As many people have noted before, most of these rules are about sex for reproductive purposes only, about women as breeding property, and about men's obligation to use that property for its (sic) intended purpose. The ones that aren't, are mostly about 'don't do what those dirty heathen foreigners do'. Modern considerations of relationships did not come into it, and anyone who says they do is trying to modernize rules which apply to a totally different era and mindset.
The idea of women as property and sex only for breeding purposes is exaggerated and never intended to be the norm. An unfortunate fact of ancient life was that women were considered property. The OT Bible recognizes this inequity and gives women within Israelite society certain rights to offset these practices.
Masturbation is merely shown to be improper and causing ritual impurity, just like normal sex. Onan's sin wasn't even masturbation, but rather disobedience to God and refusing to continue the survival of his brother's name through children.

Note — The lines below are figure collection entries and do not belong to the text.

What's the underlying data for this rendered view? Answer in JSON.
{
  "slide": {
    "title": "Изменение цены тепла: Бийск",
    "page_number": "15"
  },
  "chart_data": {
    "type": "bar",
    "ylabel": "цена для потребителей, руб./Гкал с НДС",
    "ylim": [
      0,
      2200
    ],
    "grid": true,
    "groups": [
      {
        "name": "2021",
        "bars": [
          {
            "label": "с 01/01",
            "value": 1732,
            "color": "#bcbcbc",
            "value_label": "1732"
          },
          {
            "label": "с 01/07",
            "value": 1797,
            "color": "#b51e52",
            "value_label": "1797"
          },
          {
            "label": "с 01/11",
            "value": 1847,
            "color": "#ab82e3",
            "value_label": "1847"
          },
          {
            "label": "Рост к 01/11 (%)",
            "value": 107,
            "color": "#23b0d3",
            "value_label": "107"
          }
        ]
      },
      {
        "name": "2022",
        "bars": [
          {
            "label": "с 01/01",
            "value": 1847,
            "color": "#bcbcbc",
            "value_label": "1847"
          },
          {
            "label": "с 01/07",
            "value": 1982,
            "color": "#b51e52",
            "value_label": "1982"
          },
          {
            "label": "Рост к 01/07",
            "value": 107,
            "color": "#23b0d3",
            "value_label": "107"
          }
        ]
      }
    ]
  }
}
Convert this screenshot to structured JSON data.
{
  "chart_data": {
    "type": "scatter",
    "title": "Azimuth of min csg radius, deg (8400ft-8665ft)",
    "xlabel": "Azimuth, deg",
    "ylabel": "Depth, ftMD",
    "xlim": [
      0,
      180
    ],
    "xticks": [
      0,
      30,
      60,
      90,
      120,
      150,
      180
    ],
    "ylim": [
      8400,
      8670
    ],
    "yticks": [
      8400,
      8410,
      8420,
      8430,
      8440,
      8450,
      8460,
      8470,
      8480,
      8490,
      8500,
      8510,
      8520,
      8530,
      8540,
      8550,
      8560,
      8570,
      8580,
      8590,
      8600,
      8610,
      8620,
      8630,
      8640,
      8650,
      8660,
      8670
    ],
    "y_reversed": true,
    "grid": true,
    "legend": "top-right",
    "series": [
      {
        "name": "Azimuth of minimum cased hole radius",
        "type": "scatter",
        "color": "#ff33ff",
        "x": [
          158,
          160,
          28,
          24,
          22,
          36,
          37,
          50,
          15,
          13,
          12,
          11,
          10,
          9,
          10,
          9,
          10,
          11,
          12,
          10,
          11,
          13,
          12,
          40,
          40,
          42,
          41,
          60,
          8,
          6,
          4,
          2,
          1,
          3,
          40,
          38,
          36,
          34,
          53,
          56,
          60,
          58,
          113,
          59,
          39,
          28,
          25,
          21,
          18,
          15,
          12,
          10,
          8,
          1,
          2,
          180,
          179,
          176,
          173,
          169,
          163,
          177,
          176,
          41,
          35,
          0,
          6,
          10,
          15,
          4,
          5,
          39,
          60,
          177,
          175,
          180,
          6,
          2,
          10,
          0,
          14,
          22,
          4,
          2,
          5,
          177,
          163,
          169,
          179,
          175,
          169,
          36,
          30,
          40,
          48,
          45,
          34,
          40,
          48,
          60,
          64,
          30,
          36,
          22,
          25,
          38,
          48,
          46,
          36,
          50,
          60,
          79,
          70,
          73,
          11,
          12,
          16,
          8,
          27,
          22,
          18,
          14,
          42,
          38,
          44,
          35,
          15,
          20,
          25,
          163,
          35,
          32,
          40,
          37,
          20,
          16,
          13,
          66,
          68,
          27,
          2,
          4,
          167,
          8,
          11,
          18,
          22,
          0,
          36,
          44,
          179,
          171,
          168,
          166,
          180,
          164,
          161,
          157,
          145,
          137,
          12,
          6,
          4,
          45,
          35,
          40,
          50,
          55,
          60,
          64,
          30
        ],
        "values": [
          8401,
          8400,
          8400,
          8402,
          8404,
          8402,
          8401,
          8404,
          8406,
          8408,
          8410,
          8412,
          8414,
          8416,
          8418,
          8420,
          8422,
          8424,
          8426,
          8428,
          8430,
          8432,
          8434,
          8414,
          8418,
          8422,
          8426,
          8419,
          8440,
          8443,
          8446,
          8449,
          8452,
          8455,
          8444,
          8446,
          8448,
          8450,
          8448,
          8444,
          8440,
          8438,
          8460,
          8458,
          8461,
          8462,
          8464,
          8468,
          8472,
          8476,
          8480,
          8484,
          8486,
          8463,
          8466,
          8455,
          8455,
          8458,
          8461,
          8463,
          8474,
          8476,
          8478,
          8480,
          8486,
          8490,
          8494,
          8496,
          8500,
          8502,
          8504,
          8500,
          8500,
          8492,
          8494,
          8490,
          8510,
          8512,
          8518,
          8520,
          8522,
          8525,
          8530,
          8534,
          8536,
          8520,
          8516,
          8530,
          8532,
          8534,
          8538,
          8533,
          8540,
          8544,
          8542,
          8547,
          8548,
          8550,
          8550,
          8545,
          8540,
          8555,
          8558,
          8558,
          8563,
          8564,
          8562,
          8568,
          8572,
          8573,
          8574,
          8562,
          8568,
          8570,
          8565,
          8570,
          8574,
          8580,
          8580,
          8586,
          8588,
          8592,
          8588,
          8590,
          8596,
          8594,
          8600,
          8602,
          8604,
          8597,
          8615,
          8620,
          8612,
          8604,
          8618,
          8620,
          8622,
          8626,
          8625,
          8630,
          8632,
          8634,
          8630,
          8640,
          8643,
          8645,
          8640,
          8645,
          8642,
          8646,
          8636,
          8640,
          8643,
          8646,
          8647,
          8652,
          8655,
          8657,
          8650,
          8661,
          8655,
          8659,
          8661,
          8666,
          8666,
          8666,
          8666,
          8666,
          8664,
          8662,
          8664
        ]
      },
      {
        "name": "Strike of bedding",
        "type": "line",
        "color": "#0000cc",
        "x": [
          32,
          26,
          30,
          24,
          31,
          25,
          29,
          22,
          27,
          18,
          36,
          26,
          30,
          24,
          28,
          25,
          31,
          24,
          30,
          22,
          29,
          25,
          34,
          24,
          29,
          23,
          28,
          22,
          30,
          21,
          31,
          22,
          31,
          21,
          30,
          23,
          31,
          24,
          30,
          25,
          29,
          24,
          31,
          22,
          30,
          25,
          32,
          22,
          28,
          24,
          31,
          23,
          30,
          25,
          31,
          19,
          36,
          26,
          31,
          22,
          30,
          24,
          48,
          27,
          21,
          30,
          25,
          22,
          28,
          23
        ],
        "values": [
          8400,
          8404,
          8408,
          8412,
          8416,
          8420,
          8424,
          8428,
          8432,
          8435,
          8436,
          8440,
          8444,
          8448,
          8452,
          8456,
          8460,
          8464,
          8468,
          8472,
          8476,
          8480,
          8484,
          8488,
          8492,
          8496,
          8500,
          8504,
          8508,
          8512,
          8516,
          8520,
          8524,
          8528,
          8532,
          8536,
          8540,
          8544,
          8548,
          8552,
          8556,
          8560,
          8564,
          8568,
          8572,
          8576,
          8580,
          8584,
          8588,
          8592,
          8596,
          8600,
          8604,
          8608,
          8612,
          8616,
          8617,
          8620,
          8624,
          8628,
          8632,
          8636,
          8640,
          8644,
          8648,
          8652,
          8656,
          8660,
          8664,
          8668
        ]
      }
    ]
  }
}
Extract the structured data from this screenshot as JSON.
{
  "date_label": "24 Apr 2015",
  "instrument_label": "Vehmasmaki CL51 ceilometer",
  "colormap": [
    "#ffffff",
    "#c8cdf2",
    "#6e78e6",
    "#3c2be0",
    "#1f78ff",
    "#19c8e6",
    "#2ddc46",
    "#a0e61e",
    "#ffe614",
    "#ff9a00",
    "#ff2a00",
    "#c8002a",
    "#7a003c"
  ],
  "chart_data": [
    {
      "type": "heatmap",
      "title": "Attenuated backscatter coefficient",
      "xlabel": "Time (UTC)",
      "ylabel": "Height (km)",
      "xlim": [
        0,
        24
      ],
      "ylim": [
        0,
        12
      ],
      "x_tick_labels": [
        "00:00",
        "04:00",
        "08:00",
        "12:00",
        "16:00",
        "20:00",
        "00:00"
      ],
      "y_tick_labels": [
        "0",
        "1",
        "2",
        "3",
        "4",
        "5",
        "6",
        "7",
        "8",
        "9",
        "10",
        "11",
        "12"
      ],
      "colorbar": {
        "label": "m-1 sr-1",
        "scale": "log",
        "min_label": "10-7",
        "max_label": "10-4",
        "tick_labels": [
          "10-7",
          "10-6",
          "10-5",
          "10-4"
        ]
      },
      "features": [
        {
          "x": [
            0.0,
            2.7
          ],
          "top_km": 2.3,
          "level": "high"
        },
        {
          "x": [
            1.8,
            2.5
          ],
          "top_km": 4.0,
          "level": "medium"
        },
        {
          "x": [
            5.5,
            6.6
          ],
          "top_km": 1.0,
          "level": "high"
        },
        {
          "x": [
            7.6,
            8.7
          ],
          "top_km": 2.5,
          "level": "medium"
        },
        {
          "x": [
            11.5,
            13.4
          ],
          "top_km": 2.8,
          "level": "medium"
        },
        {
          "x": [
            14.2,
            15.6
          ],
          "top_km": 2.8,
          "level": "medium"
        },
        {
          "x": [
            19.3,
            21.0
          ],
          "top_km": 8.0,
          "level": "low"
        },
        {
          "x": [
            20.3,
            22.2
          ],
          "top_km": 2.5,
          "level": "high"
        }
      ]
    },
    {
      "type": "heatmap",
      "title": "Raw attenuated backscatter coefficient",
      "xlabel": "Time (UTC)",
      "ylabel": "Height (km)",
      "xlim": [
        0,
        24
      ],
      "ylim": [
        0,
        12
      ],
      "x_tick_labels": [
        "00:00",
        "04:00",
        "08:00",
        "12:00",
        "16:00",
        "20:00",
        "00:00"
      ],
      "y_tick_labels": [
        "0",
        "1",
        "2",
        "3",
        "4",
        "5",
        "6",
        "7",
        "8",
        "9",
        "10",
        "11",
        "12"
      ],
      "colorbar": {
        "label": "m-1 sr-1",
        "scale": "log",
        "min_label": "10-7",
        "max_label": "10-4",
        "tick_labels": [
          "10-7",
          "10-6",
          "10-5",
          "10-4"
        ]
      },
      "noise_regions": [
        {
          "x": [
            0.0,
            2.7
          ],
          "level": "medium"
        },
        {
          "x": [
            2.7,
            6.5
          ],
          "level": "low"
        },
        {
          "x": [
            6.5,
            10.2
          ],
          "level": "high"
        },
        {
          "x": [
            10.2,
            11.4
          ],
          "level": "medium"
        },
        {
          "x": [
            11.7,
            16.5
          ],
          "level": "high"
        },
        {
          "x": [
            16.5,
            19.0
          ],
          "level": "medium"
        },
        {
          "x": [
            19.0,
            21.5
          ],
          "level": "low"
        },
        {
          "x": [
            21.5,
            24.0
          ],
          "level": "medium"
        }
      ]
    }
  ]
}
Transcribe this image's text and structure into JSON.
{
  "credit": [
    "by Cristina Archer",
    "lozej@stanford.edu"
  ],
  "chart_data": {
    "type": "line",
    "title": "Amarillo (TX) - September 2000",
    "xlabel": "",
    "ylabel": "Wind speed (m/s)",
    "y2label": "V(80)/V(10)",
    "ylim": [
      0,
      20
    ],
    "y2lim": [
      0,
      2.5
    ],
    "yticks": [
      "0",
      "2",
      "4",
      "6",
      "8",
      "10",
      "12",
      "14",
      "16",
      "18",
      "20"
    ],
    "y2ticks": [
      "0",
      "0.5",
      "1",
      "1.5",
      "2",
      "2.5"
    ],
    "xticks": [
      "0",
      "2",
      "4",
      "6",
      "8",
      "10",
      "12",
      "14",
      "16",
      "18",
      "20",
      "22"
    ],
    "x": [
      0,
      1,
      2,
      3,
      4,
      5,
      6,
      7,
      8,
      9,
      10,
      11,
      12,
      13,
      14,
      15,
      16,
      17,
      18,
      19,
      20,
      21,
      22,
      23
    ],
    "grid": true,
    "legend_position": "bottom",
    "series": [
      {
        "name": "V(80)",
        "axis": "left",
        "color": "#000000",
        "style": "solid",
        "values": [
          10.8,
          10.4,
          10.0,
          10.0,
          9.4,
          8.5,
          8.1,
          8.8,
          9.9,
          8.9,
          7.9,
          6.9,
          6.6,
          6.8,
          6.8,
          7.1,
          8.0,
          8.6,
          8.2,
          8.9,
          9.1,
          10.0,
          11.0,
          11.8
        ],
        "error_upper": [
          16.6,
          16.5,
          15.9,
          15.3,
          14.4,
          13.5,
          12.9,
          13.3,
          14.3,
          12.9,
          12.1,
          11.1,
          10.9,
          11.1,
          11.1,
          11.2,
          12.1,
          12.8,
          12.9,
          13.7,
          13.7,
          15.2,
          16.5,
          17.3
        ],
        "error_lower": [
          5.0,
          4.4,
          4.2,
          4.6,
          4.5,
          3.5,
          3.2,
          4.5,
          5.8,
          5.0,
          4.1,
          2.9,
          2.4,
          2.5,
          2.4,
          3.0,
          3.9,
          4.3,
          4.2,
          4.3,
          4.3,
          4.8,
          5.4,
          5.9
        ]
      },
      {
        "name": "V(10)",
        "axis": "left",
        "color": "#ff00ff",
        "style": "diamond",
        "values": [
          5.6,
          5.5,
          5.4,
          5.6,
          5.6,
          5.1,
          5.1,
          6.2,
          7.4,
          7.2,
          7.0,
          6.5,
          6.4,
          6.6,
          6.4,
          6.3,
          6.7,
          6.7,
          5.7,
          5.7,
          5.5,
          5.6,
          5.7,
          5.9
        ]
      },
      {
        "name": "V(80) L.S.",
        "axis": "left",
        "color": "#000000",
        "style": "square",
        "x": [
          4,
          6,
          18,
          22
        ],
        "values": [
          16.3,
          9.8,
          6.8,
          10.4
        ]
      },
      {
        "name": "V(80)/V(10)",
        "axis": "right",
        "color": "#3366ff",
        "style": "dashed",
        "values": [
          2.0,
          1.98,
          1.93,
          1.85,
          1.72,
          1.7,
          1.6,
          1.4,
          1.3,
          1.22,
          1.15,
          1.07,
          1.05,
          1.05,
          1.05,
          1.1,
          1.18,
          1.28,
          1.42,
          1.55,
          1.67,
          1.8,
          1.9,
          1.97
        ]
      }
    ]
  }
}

Men who "had an emission in the night" were just simply unclean and just needed to bathe and wash their clothes. They would only be unable to "enter the assembly," no different than if they had sex with their wives. Abstaining from sex was a normal observance during holy days and going off to war. Without women and being forbidden from "detestable practices," it is not surprising that anyone would "have an emission." But that only means they had to sleep in a reserved place outside the camp for a time, and that doesn't preclude them from military operations.
As a sin, that is something that has been misunderstood and misused over the years by various Christian denominations. While it is perfectly acceptable to view masturbation as improper culturally, this is a "law of man" and not a "law of God."